Rain. Wind. Cold. Our long summer has finally given way to what passes for winter (for the time being), which has proven the perfect time to visit a new restaurant built around a fondness for soup.
Soup Du Jour recently opened on Aero Drive, in a modern, mixed-use apartment building on the northern edge of Serra Mesa. Last I visited, this was a deli that cured its own meats and made a mean pastrami sandwich. I’m sorry to see it go, but then, there aren’t a lot of restaurants or other retail businesses nearby to drive traffic to the area.
Nevertheless, on a rainy day this week I found a lively dining room populated by soup fans slurping their lunches. The new business has added a few decorative touches, but for the most part the set-up of the previous tenant remains intact, a long service counter slash beer and wine bar on one side, booths and community tables banked by windows on the other, and a spacious dining patio out front.
The menu’s not exclusively soup: small plates ranging from 5 to 9 dollars include spring rolls and Taiwan-style popcorn chicken, while 10- to 13-dollar salads range from sesame noodle salad to crab mango. Which is to say, there’s an unusually diverse assortment of solid meal options, some revealing Asian influences, some merely highlighting the owners’ preference for local vegetables and naturally raised proteins.
But yes, what the family behind the place really loves is soup, and they furnish no fewer than six soup options, available by $6 cup or $10 bowl. There’s a lot to like here. For fans of Mexican soups, there’s a free range chicken tortilla soup served with strings of oaxacan cheese melting into it, and albondigas packed with chunks of chayote and large meatballs made from a beef-pork blend and fragrant dose of cumin. For Asian flavors, you can look to the hot and sour soup featuring both shitake and wood ear mushrooms, and the option to include shrimp; though I would recommend checking out the daikon soup, swimming with tender daikon radish, bolstered by shitake mushrooms and the option to include spare rib.
For a place that makes everything from scratch, I’m impressed to find so many different base stocks at play. A beet broth is the base for both vegan and beef borschts, while the corn clam chowder builds off a roux and clam juice. There’s beef for the albondigas, chicken for the tortilla, and a vegetable stock built from ginger, carrot, chayote, and mushroom starts off the vegan daikon soup, then gets blended with pork broth for the short rib version — my favorite of the bunch so far, in case that’s not already clear.
I was surprised not to find any noodle soups, but I didn’t miss them.

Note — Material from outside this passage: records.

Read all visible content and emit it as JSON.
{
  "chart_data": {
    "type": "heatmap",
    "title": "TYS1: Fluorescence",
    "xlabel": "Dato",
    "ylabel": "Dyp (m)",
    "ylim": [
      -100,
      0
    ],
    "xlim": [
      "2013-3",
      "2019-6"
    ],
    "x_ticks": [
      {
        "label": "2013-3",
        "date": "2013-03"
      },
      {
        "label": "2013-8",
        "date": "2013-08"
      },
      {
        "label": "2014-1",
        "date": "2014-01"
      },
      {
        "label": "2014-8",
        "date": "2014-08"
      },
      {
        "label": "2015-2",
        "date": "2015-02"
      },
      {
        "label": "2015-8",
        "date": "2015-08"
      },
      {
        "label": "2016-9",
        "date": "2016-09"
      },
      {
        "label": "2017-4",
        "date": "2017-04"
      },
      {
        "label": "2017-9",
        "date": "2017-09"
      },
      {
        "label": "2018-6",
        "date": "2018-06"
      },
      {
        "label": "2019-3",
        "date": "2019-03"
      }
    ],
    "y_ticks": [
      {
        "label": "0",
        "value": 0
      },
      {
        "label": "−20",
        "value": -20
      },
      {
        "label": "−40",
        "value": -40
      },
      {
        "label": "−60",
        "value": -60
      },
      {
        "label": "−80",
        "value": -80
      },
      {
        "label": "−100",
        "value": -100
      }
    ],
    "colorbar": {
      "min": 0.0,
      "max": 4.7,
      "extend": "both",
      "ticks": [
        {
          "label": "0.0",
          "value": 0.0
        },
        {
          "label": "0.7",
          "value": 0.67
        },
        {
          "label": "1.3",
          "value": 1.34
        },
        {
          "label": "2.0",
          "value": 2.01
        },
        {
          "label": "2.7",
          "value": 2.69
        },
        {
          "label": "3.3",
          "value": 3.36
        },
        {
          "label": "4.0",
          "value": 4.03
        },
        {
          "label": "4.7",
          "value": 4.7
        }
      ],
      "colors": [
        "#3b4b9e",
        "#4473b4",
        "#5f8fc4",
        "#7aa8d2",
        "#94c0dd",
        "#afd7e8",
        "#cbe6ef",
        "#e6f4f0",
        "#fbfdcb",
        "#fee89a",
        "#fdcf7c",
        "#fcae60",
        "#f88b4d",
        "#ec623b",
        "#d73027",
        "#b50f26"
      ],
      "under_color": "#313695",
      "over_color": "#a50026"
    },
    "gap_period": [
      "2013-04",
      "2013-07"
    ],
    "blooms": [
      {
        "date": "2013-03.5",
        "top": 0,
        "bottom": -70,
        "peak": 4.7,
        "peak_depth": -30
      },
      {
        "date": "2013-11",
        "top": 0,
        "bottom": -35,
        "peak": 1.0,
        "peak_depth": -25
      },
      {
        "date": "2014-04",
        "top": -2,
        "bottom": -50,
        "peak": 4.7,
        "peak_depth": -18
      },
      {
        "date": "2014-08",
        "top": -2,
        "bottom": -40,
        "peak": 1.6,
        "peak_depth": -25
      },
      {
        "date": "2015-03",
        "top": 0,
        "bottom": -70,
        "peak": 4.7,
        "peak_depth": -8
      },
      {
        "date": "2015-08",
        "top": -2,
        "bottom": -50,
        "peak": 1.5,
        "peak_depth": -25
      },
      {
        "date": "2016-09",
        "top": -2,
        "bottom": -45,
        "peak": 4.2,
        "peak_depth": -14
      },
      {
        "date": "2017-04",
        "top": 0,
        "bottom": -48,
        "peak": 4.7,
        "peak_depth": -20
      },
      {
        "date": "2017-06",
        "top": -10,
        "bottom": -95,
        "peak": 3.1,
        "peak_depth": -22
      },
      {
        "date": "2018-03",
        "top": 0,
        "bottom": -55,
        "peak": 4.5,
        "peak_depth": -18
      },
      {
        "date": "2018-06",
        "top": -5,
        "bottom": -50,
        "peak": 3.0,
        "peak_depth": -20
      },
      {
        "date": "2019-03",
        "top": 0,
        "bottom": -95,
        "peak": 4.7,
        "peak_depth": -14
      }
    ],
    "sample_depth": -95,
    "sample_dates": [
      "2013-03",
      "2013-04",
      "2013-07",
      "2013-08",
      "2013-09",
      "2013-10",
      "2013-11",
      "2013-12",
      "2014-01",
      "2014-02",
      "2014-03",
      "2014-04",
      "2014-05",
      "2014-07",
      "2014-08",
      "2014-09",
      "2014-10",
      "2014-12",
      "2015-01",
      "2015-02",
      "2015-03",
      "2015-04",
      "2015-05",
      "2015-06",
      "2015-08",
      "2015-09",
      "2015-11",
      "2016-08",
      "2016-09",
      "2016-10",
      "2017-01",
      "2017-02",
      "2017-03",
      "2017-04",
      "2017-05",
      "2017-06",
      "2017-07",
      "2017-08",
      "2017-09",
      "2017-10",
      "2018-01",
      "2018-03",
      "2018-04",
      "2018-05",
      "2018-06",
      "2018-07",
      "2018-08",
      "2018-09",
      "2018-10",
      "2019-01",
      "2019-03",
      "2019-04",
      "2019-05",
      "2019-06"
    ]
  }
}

While the stocks are thin, they do not want for flavor, and the large, chunky solids make them fairly substantial, whether you’re bouncing from cup to cup as I do, or commit to a large bowl. Either way, they come standard with sides such as tortilla or wonton strips, which can be upgraded for 1 to 4 bucks to a choice of something like naan or roasted veggies: a tasty jumble of eggplant, zucchini, squash, tomatoes, and onions coated in chili paste.
When I asked whether cold soups such as gazpacho or vichyssoise might make an appearance during warmer times of the year, the owners said it’s a consideration. But they’re confident soup lovers will eat these chunky soups year round. If not, they can always move over to the stews menu, whether ratatouille, chickpea and cauliflower curry, or a hearty braised pot roast with hunks of carrots and potato ($11).